Concerns over damaging impact of staff shortages on children’s social care

Topics covered: children, children social care, children’s homes, ofsted, staff shortage

On 27 July 2022 Ofsted published a report entitled ‘Children’s social care 2022: recovering from the COVID-19 pandemic’ (“The Report”). The report investigates the ongoing impact of the COVID-19 pandemic in relation to children’s social care, using focus groups, inspections, and interviews with inspectors to aid the investigation. The report concluded that the pandemic has exacerbated long-standing staffing challenging in children’s social care which is severely impacting the amount of suitable children’s home places available.

What did The Report say?

The Report found that the COVID-19 pandemic and staff shortages has meant some children are living in environments where their needs are not being met, and in some cases are being placed in unregistered homes, without any regulatory oversight. This is cause for concern, alongside the high numbers of agency social workers and high level of caseloads which are preventing purposeful work with children and families. Additionally, pre-existing gaps in in-patient and community based provisions for children with mental health needs have grown, and the children’s needs have become more complex. This means that some children are not receiving the right care, or are placed too far from their families and communities. In some places, services for children and their families have not been fully reinstated or are running at a lower capacity than pre-pandemic levels. Ultimately, Ofsted is concerned that this could lead to delays in identifying vulnerable children and their needs, and families may have fewer opportunities to ask for help.
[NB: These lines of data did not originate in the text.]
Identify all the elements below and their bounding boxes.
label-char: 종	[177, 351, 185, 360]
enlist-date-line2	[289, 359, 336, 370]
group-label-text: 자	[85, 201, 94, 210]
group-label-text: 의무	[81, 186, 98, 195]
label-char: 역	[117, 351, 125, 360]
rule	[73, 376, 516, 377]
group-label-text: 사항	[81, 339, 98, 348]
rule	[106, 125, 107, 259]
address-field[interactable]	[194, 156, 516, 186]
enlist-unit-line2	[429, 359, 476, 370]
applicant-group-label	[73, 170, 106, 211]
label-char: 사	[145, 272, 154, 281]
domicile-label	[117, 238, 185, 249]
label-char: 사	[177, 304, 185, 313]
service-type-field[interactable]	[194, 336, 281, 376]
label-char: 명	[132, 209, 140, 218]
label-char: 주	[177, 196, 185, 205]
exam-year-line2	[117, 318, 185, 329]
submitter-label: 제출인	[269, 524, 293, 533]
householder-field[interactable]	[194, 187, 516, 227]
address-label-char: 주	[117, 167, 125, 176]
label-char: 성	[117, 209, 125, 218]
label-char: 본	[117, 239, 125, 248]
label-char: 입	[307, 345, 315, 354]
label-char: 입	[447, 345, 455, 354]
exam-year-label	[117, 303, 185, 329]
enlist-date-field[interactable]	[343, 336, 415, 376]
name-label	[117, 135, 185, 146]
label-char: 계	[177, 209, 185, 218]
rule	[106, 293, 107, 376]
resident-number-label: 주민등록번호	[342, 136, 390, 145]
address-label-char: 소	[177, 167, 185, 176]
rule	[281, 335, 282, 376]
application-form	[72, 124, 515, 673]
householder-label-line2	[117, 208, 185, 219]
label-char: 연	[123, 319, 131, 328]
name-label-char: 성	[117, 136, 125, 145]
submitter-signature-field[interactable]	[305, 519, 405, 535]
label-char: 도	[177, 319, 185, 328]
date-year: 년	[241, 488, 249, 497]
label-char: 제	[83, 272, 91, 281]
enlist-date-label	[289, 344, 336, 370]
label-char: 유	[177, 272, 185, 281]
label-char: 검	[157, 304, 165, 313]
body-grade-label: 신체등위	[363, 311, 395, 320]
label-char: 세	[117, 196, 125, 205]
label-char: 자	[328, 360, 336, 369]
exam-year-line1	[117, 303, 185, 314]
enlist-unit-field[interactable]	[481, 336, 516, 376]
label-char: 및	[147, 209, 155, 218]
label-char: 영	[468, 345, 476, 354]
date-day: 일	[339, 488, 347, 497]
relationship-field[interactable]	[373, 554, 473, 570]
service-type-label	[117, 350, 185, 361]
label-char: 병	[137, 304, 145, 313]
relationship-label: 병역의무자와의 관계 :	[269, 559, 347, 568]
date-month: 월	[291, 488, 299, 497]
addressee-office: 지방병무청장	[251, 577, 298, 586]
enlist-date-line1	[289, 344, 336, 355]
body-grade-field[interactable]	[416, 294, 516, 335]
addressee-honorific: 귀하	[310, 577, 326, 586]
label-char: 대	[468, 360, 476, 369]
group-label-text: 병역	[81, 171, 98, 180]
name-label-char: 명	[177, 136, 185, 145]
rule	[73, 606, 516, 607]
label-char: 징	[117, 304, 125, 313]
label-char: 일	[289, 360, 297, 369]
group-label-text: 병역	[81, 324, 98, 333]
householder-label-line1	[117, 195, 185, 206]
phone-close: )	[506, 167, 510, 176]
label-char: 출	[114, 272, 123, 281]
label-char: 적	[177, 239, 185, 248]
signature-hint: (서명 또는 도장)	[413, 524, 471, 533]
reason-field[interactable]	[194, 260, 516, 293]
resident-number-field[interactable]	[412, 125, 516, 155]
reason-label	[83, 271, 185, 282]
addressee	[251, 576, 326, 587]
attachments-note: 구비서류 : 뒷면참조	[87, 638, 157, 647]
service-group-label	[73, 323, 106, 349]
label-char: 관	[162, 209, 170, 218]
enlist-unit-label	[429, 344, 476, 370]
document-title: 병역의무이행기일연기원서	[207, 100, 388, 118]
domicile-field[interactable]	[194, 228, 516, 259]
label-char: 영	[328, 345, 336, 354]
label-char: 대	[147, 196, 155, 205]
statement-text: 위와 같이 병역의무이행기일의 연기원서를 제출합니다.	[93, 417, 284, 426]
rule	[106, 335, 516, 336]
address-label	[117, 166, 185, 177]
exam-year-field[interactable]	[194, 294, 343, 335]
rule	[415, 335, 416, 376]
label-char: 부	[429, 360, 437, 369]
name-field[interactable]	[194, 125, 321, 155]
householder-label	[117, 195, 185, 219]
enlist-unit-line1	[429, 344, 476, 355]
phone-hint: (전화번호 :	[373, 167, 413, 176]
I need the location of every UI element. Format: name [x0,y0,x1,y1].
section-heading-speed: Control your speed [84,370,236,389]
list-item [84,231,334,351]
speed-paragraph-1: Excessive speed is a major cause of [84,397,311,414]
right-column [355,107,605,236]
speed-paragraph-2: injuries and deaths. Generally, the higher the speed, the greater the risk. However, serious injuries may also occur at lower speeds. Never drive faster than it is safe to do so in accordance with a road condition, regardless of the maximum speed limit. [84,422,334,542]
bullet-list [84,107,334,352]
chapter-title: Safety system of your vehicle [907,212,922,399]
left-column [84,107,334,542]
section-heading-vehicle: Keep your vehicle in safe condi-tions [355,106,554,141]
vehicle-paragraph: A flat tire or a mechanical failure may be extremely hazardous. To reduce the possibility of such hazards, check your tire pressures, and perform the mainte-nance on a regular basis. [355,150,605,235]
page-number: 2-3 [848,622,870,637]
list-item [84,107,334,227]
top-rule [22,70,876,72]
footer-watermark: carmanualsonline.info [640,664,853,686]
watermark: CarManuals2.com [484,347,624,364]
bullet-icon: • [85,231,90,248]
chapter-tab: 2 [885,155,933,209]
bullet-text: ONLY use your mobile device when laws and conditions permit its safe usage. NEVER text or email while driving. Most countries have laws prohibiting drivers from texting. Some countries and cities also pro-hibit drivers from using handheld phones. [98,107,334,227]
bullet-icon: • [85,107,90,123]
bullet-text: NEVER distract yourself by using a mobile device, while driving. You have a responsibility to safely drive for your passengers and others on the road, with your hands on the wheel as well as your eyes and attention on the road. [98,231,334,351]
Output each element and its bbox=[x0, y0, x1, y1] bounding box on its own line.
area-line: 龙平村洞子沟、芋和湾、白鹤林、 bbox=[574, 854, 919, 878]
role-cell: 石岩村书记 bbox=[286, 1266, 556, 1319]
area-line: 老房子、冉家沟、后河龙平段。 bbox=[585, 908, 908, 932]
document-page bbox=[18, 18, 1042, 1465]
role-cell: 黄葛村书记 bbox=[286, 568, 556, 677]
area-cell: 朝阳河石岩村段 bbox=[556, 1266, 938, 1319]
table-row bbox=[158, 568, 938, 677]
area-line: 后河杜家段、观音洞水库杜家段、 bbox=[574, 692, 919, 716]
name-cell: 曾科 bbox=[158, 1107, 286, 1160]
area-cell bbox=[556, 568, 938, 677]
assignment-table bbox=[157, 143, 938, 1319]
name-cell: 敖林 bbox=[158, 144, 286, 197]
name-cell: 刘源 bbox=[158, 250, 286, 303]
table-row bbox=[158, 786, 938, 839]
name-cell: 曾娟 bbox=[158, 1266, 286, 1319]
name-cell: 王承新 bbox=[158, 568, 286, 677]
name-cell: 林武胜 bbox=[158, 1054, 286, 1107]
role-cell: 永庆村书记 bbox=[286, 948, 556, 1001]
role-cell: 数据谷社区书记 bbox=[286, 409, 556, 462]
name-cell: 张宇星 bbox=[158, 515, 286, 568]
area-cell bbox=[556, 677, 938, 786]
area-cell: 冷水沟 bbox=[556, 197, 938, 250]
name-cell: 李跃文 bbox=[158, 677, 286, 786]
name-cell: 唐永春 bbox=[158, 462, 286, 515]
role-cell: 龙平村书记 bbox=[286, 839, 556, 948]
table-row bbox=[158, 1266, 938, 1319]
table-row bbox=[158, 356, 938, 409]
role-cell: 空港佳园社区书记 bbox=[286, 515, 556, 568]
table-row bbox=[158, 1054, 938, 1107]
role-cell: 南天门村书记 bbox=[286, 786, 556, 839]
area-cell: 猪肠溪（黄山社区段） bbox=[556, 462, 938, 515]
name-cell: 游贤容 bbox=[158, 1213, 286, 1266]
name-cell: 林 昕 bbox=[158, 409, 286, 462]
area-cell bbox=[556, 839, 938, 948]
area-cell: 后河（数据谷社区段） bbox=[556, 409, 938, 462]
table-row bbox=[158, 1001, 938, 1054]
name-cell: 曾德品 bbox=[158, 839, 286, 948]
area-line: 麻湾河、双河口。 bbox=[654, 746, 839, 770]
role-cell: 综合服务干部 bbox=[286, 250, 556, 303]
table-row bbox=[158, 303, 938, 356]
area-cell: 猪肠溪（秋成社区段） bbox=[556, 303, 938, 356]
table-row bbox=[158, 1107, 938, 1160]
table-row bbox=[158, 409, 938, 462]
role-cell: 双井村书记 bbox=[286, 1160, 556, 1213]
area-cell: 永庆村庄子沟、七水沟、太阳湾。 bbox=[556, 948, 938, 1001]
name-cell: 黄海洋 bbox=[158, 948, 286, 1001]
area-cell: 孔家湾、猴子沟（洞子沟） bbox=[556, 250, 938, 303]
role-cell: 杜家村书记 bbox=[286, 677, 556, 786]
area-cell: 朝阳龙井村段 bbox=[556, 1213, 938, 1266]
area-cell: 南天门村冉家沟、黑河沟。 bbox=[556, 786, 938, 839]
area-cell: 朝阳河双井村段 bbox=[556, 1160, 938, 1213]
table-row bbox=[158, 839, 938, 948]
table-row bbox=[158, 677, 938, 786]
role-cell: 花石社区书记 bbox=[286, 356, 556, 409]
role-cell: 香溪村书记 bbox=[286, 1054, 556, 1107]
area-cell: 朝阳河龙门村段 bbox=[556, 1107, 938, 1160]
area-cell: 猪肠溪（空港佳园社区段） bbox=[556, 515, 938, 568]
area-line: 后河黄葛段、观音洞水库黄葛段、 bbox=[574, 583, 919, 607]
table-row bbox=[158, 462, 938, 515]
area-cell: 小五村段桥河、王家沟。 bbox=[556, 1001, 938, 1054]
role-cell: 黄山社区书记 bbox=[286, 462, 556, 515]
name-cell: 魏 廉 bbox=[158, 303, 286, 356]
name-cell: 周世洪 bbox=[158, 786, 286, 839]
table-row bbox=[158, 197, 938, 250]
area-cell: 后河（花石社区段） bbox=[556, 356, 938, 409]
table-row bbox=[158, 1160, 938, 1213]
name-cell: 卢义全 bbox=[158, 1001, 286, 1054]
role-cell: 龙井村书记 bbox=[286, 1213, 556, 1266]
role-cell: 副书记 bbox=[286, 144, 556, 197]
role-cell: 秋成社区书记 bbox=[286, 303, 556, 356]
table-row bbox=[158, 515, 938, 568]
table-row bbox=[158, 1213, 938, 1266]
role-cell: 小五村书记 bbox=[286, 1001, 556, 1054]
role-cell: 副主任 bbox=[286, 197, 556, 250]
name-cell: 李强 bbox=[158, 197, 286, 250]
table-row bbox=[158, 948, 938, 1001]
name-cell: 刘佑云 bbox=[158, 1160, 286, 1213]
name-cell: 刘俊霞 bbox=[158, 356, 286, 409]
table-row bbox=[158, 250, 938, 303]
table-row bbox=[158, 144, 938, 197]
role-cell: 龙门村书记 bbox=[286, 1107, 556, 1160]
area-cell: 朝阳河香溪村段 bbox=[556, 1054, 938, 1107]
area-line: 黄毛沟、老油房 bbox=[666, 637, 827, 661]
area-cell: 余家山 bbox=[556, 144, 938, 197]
The Report also highlighted the limits of the working from home model for staff, particularly for peer support and for learning and development opportunities for social workers and other staff. It was reiterated that face-to-face interaction with colleagues is particularly important for newly qualified social workers, who have mainly operated in pandemic conditions and have so far had limited opportunities to interact and learn from other experienced colleagues. It was also warned that staff training which is conducted online is less engaging for staff and reduces retained learning.

In addition to these issues, there is ongoing concern in respect of the ongoing escalating cost of living crisis. This is because it is already having an impact on children’s services. Local authorities have warned that the greater financial strain on families may result in higher numbers of children in need and child protection cases. This would further compound the already established issues with levels of staffing and workforce issues in children’s care.

What has been said following The Report?

Ofsted Chief Inspector, Amanda Spielman, said:

“Children’s social care has been plagued by workforce challenges for some time. But we have seen these issues accelerate in recent years, with more social workers moving to agency contracts, and residential workers leaving the sector entirely. As a result, too many children, with increasingly complex needs, are not getting the help they need. A workforce strategy and improved support for disabled children and those with mental health needs, and their families are more urgent than ever.”